Before starting implementing a new tracker or trying to adapt existing implementation to support TraX protocol, please read the following guidelines on the structure of the code. A lot of these remarks are very common and are not important only for easy integration of the protocol but for general code readability which is an important aspect of reproducibility of results.

Tracking loop

From the implementation point of view, all on-line trackers should implement the tracking loop pattern in some way, however, the loop is much harder to identify in some project than in the other. The tracking loop describes the general state of the tracker. A tracker is initialized (is given and image and the state of the object to initialize its internal state), is updated in a loop for a given amount of frames for which it produces a predicted state of the tracked object, and is eventually terminated.

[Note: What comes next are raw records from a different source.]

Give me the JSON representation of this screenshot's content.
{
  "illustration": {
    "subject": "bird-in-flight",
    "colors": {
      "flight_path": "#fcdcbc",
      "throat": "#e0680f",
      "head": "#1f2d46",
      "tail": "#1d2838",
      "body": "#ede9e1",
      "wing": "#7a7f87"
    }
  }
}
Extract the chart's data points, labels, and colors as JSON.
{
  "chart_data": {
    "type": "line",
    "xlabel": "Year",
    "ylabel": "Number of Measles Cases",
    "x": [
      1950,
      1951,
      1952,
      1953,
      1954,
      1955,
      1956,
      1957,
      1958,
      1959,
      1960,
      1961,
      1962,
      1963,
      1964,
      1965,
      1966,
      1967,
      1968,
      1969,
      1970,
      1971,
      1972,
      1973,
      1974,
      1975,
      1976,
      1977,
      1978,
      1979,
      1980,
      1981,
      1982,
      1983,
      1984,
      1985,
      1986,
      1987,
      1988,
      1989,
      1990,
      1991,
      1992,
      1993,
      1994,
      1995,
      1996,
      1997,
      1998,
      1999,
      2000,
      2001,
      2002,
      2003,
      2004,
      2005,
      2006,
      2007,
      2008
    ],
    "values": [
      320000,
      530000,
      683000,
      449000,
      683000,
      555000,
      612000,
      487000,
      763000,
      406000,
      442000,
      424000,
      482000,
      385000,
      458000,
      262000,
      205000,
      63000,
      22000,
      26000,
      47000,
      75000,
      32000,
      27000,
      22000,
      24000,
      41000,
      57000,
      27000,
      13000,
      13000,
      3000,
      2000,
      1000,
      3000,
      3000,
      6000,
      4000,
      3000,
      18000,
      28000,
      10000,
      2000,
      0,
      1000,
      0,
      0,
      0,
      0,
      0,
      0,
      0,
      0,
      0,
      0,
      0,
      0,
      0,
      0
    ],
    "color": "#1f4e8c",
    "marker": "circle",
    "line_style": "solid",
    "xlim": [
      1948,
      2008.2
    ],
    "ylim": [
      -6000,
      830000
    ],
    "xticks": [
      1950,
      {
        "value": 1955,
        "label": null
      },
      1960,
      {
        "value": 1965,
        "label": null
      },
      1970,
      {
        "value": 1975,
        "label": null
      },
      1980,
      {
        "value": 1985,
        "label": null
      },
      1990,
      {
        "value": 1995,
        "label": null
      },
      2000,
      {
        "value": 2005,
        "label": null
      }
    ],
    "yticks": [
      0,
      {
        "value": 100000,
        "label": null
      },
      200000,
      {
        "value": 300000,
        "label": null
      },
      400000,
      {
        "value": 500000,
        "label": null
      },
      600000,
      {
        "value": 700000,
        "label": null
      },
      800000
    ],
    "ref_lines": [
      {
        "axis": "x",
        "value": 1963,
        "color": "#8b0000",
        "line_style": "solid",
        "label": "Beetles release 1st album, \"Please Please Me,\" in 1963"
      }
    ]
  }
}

A clear separation of the tracking loop means that it is clear where these three stages are located in the source code. This kind of organization makes integration of the TraX protocol much easier.

Algorithm abstraction

Clear abstraction of the tracking algorithm is related to the tracking loop pattern. It means that the boilerplate code that handles input data retrieval, manages tracking loop, and eventually takes care of result storage is clearly separated from the main algorithm. How this separation is achieved depends greatly on the programming language used, the most common approach is to use object-oriented structure and present the algorithm as a class with functions to initialize and update the state.